Ce plan, d’une durée de deux ans, s’inscrit dans une stratégie de redynamisation des infrastructures de base, tout en rétablissant les services de l’État dans les zones dévastées. Les efforts déployés visent à reconstruire l’économie de la Casamance, fragilisée par les répercussions de la rébellion casamançaise, qui a éclaté dans les années 1980. Ce conflit avait conduit de nombreuses populations à fuir leurs foyers, créant un vide économique important.
Ousmane Sonko a déclaré que ce plan national était élaboré « en partenariat avec les acteurs locaux », avec pour objectif de restaurer l’équilibre socio-économique de la région.
Pour piloter ce plan, le gouvernement s’appuiera sur l’Agence Nationale pour la Relance des Activités Économiques et Sociales en Casamance, qui coordonnera les différentes phases de reconstruction. Les infrastructures clés, telles que les routes, les écoles et les services publics, seront au cœur des priorités afin de permettre le retour de la normalité dans ces zones sinistrées.

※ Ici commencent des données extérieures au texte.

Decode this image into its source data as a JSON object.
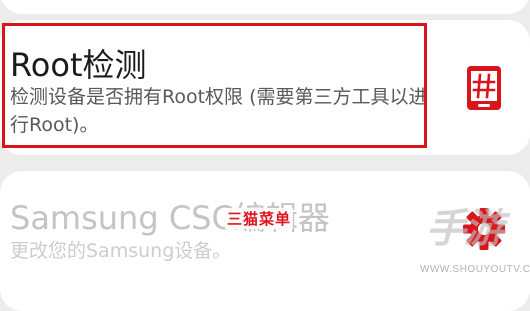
{
  "root_check": {
    "title": "Root检测",
    "description": "检测设备是否拥有Root权限 (需要第三方工具以进行Root)。",
    "icon": "hash-phone-icon"
  },
  "samsung_csc": {
    "title": "Samsung CSC编辑器",
    "description": "更改您的Samsung设备。",
    "icon": "gear-icon"
  },
  "overlay": {
    "label": "三猫菜单"
  },
  "watermark": {
    "brand": "手游",
    "url": "WWW.SHOUYOUTV.COM"
  },
  "colors": {
    "accent_red": "#d8151b",
    "card_bg": "#ffffff",
    "page_bg": "#ececec"
  }
}
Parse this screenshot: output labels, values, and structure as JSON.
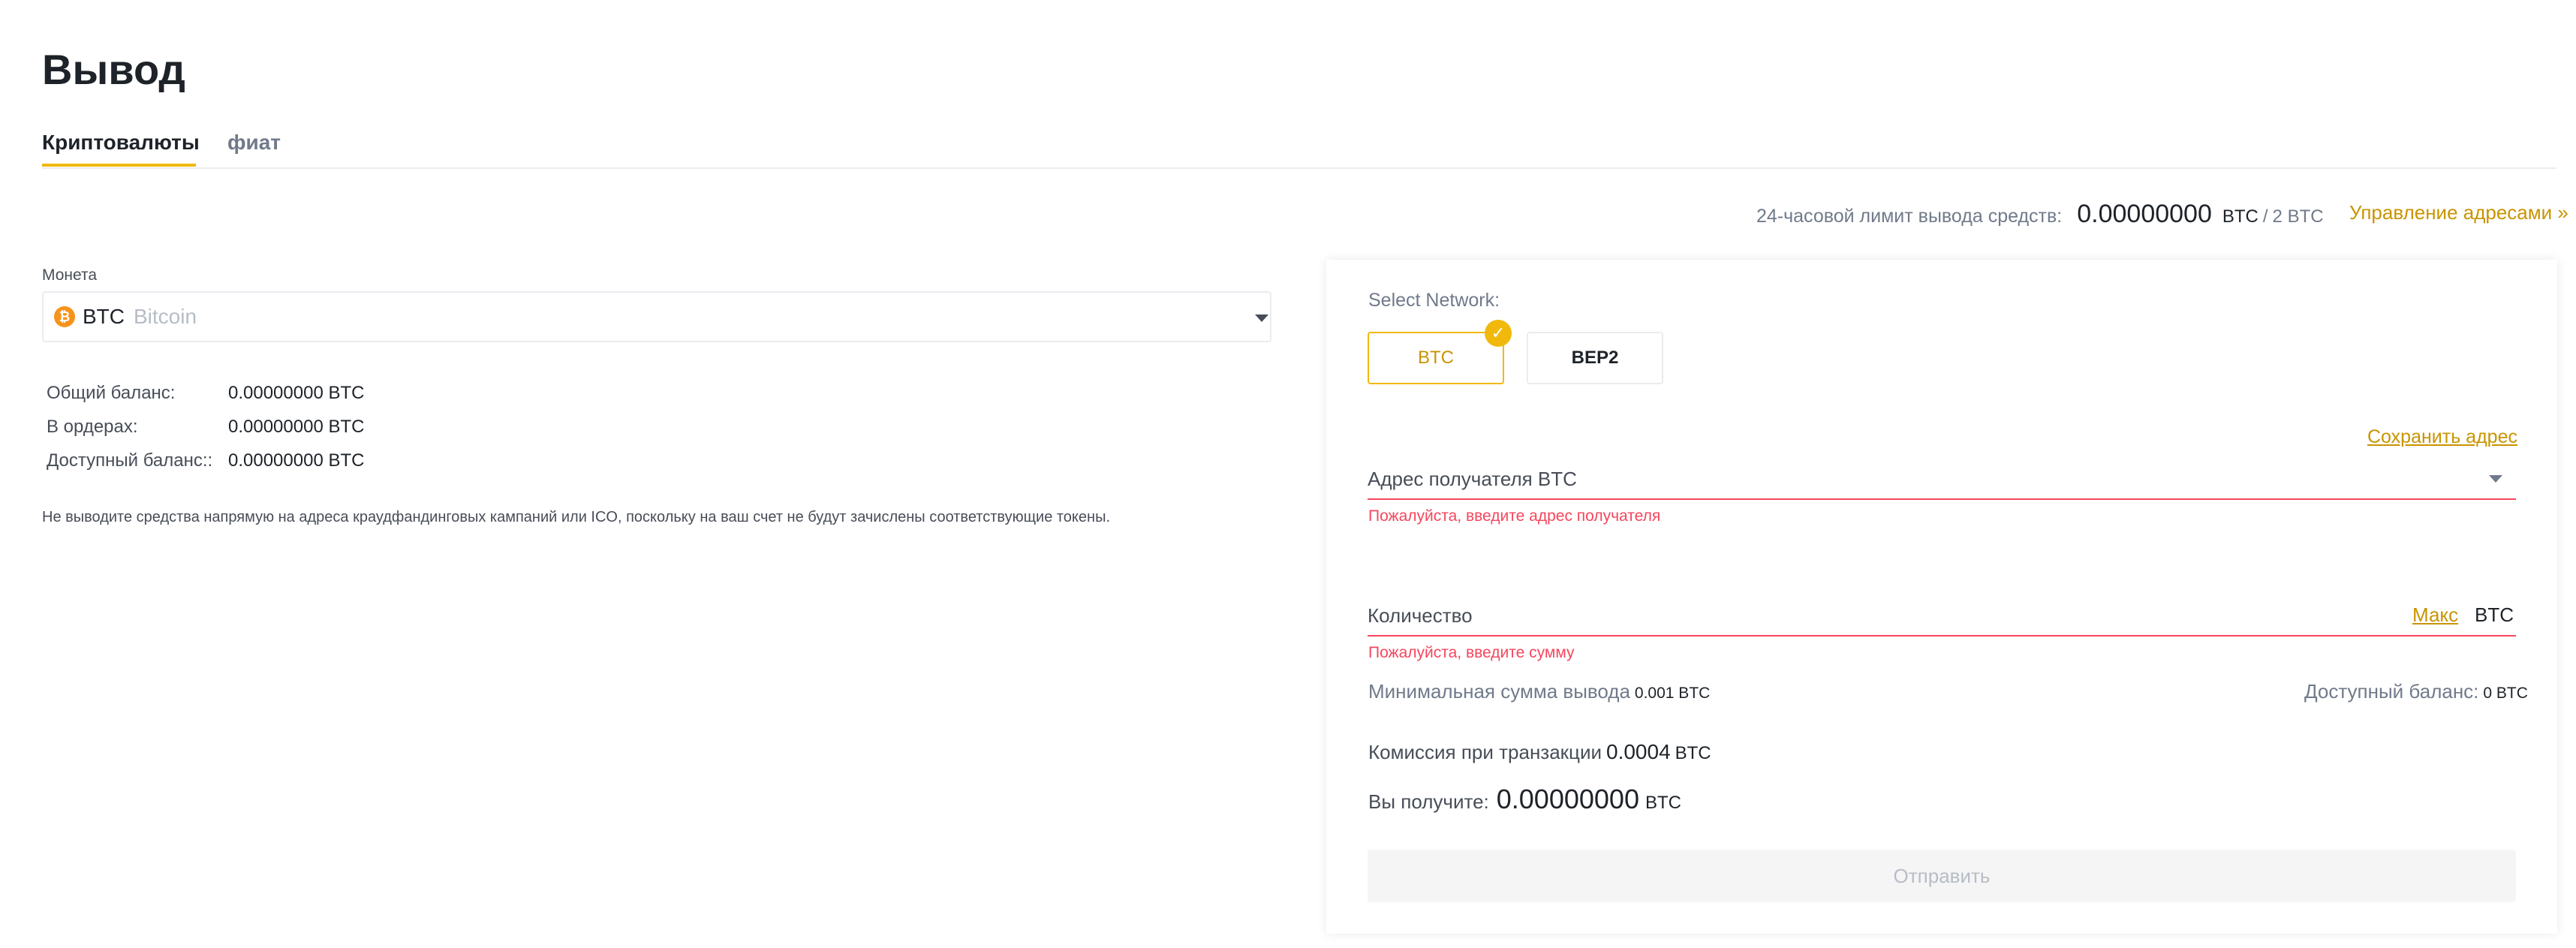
{
  "page": {
    "title": "Вывод"
  },
  "tabs": [
    {
      "label": "Криптовалюты",
      "active": true
    },
    {
      "label": "фиат",
      "active": false
    }
  ],
  "limit": {
    "label": "24-часовой лимит вывода средств:",
    "value": "0.00000000",
    "unit": "BTC",
    "separator": "/",
    "total": "2 BTC",
    "manage_link": "Управление адресами »"
  },
  "coin": {
    "label": "Монета",
    "symbol": "BTC",
    "name": "Bitcoin",
    "icon": "bitcoin-icon",
    "icon_glyph": "₿",
    "icon_color": "#f7931a"
  },
  "balances": [
    {
      "label": "Общий баланс:",
      "value": "0.00000000 BTC"
    },
    {
      "label": "В ордерах:",
      "value": "0.00000000 BTC"
    },
    {
      "label": "Доступный баланс::",
      "value": "0.00000000 BTC"
    }
  ],
  "warning": "Не выводите средства напрямую на адреса краудфандинговых кампаний или ICO, поскольку на ваш счет не будут зачислены соответствующие токены.",
  "network": {
    "label": "Select Network:",
    "options": [
      {
        "label": "BTC",
        "selected": true
      },
      {
        "label": "BEP2",
        "selected": false
      }
    ]
  },
  "address": {
    "save_link": "Сохранить адрес",
    "placeholder": "Адрес получателя BTC",
    "value": "",
    "error": "Пожалуйста, введите адрес получателя"
  },
  "amount": {
    "placeholder": "Количество",
    "value": "",
    "max_label": "Макс",
    "unit": "BTC",
    "error": "Пожалуйста, введите сумму"
  },
  "min_withdraw": {
    "label": "Минимальная сумма вывода",
    "value": "0.001 BTC"
  },
  "available": {
    "label": "Доступный баланс:",
    "value": "0 BTC"
  },
  "fee": {
    "label": "Комиссия при транзакции",
    "value": "0.0004",
    "unit": "BTC"
  },
  "receive": {
    "label": "Вы получите:",
    "value": "0.00000000",
    "unit": "BTC"
  },
  "submit": {
    "label": "Отправить",
    "enabled": false
  },
  "colors": {
    "accent": "#f0b90b",
    "accent_text": "#c99400",
    "error": "#f6465d"
  }
}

Par ailleurs, des avancées importantes ont été réalisées dans le domaine de la sécurité, grâce à l’intervention de l’armée sénégalaise, qui a permis le retour des populations dans 197 villages, représentant plus de 5 600 familles. Cependant, 33 villages (environ 992 familles) n’ont pas encore pu revenir en raison des impacts persistants du conflit.
Ce programme de relance vise à renforcer la paix dans cette région historiquement instable, tout en soutenant la reconstruction des activités économiques. Avec un engagement financier important et une mobilisation des acteurs locaux, le gouvernement espère relancer une région qui a longtemps été marginalisée en raison de la violence et des tensions politiques.
La relance de l’économie casamançaise représente un pas significatif vers une stabilisation durable, un développement inclusif, et la création d’opportunités pour les communautés locales, touchées par des décennies de conflit.